Intern Data Engineer

Barcelona - Data Engineer - Part time

800€/month
Last update: February 10, 2022

About the position

IOMED is a company specialized in the extraction and processing of medical data through Artificial Intelligence tools such as Machine Learning and Natural Language Processing. We structure clinical information with the aim of accelerating clinical research.

The scholarship is aimed at Data Science or Data Engineer students who have an interest and curiosity in new technologies and, in particular, in the Healthcare sector.

Things You Might Do 

In the Data Engineer team your main tasks will be:

  • Queries in SQL databases (specifically PostgreSQL).
  • Give support in modeling and implementation of the SQL database.
  • Realization of ETLs with SQL and Python.

Things we expect

We are looking for a person to work in the Data Engineer department, so they must be detailed, with a great capacity for concentration and analysis. In addition, we are looking for a profile that has experience using or working with SQL databases. It is an enriching experience, since projects from various areas will be tackled, in addition to working surrounded by great professionals who are eager to help the professional growth of future talent.

What we offer

  • 6 month internship contract.
  • Part time.
  • €800/month.
  • Flexible schedule.
  • Warm, transparent and supportive team, with great emphasis on reconciling work and personal life.
  • Possibility of training within the company.
  • Flexibility with remote work.
  • Most days joint meal on our sunny terrace.

About us

IOMED is a technological company of software development. It was launched in 2016, funded by local and international ventures. We are passionate and talented young professionals, from all around Spain and the world (It couldn’t be any other way, as we’re based in beautiful and bright Barcelona). Our “dream team” is made up of mathematicians, statisticians, bioinformaticians, and physicians. We are looking for people who are eager to innovate and be part of a project with an impact on the healthcare industry, enjoying what we do, team-work, and taking on new challenges. IOMED is an equal opportunity employer. We are still a small team and are committed to keep growing in an inclusive manner. We want to augment our team with talented, dynamic people irrespective of race, color, religion, national origin, sex, physical or mental disability, or age.

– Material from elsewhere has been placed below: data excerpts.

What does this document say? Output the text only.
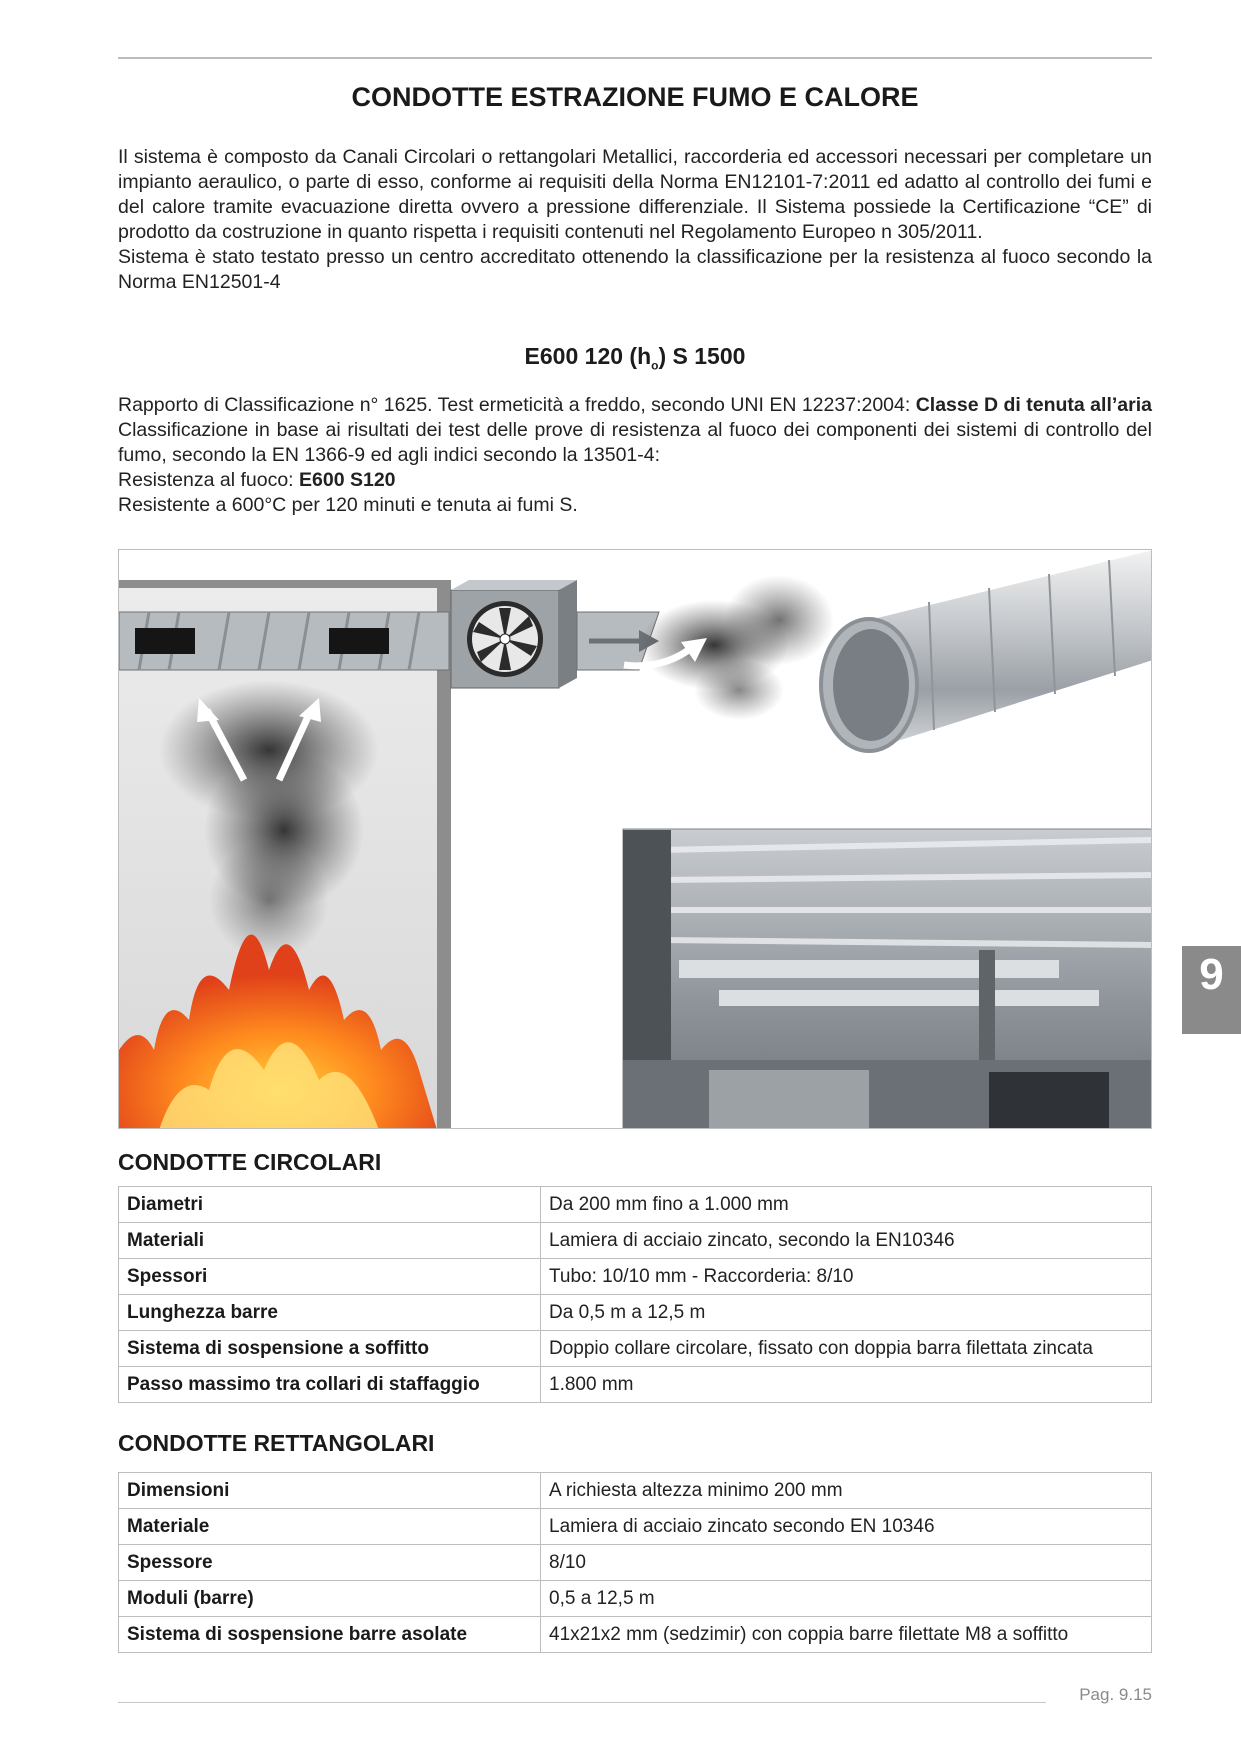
CONDOTTE ESTRAZIONE FUMO E CALORE
Il sistema è composto da Canali Circolari o rettangolari Metallici, raccorderia ed accessori necessari per completare un impianto aeraulico, o parte di esso, conforme ai requisiti della Norma EN12101-7:2011 ed adatto al controllo dei fumi e del calore tramite evacuazione diretta ovvero a pressione differenziale. Il Sistema possiede la Certificazione “CE” di prodotto da costruzione in quanto rispetta i requisiti contenuti nel Regolamento Europeo n 305/2011.
Sistema è stato testato presso un centro accreditato ottenendo la classificazione per la resistenza al fuoco secondo la Norma EN12501-4
E600 120 $(h_o)$ S 1500
Rapporto di Classificazione n° 1625. Test ermeticità a freddo, secondo UNI EN 12237:2004: Classe D di tenuta all’aria Classificazione in base ai risultati dei test delle prove di resistenza al fuoco dei componenti dei sistemi di controllo del fumo, secondo la EN 1366-9 ed agli indici secondo la 13501-4:
Resistenza al fuoco: E600 S120
Resistente a 600°C per 120 minuti e tenuta ai fumi S.
9
CONDOTTE CIRCOLARI
Diametri	Da 200 mm fino a 1.000 mm
Materiali	Lamiera di acciaio zincato, secondo la EN10346
Spessori	Tubo: 10/10 mm - Raccorderia: 8/10
Lunghezza barre	Da 0,5 m a 12,5 m
Sistema di sospensione a soffitto	Doppio collare circolare, fissato con doppia barra filettata zincata
Passo massimo tra collari di staffaggio	1.800 mm
CONDOTTE RETTANGOLARI
Dimensioni	A richiesta altezza minimo 200 mm
Materiale	Lamiera di acciaio zincato secondo EN 10346
Spessore	8/10
Moduli (barre)	0,5 a 12,5 m
Sistema di sospensione barre asolate	41x21x2 mm (sedzimir) con coppia barre filettate M8 a soffitto
Pag. 9.15
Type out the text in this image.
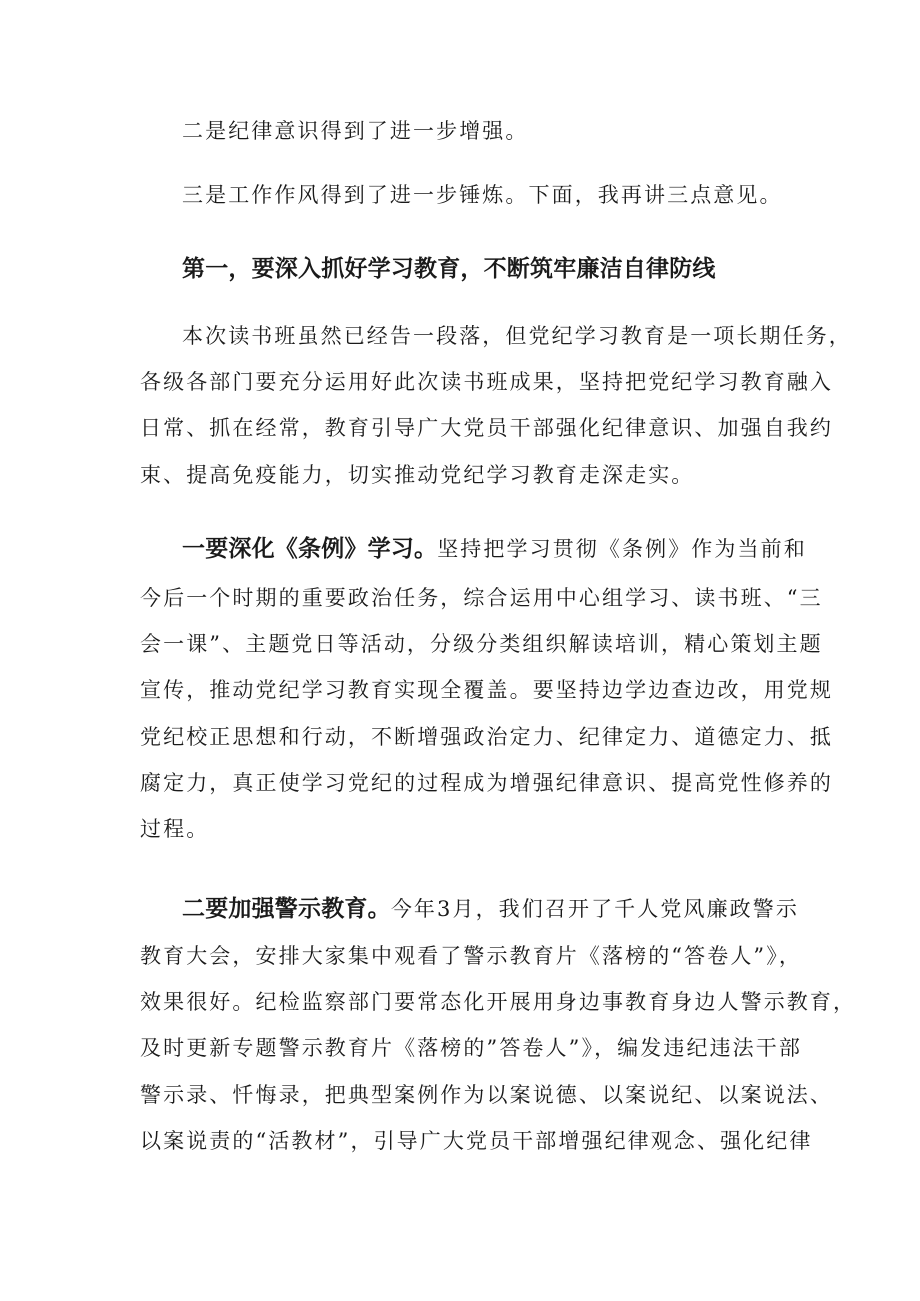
二是纪律意识得到了进一步增强。

三是工作作风得到了进一步锤炼。下面，我再讲三点意见。

第一，要深入抓好学习教育，不断筑牢廉洁自律防线

本次读书班虽然已经告一段落，但党纪学习教育是一项长期任务，

各级各部门要充分运用好此次读书班成果，坚持把党纪学习教育融入

日常、抓在经常，教育引导广大党员干部强化纪律意识、加强自我约

束、提高免疫能力，切实推动党纪学习教育走深走实。

一要深化《条例》学习。坚持把学习贯彻《条例》作为当前和

今后一个时期的重要政治任务，综合运用中心组学习、读书班、“三

会一课”、主题党日等活动，分级分类组织解读培训，精心策划主题

宣传，推动党纪学习教育实现全覆盖。要坚持边学边查边改，用党规

党纪校正思想和行动，不断增强政治定力、纪律定力、道德定力、抵

腐定力，真正使学习党纪的过程成为增强纪律意识、提高党性修养的

过程。

二要加强警示教育。今年3月，我们召开了千人党风廉政警示

教育大会，安排大家集中观看了警示教育片《落榜的“答卷人”》，

效果很好。纪检监察部门要常态化开展用身边事教育身边人警示教育，

及时更新专题警示教育片《落榜的”答卷人”》，编发违纪违法干部

警示录、忏悔录，把典型案例作为以案说德、以案说纪、以案说法、

以案说责的“活教材”，引导广大党员干部增强纪律观念、强化纪律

IOMED accelerates clinical research by exploiting clinical texts via NLP. With this purpose, we have developed our own NLP framework, which integrates a series of models to solve tasks such as Named Entity Recognition, Named Entity Linking, Relation Extraction, Word-Sense Disambiguation, Text Classification and Entity Classification. These algorithms are currently running on several hospitals in Spain, being applied to millions of clinical texts.

What we do

Nowadays, around 50% of Clinical Trials are delayed due to patient recruitment, since patient data collection is performed in a manual fashion. As a result, clinical research is highly inefficient both in time and cost, taking years and billions of dollars to develop a new drug.

This problem could be solved through Real World Data, i.e. derived from Electronic health records (EHR). But unfortunately, up to 85% of existing clinical data is unstructured, i.e. in plain text. This also leads, in part, to the existence of data silos, making it impossible to aggregate data from different hospitals.

IOMED has found the solution to this situation, making it possible to take advantage of the full value of clinical Real World Data. We developed a tool that extracts the necessary data from clinical texts, which results in a structured, standardized, and interoperable database that contains the complete clinical information from hospitals.

By this means, non-reusable information is transformed into data available for Clinical Research, allowing an enormous increase in criteria-compliant patients and a reduction of total time and manual labor devoted to this task.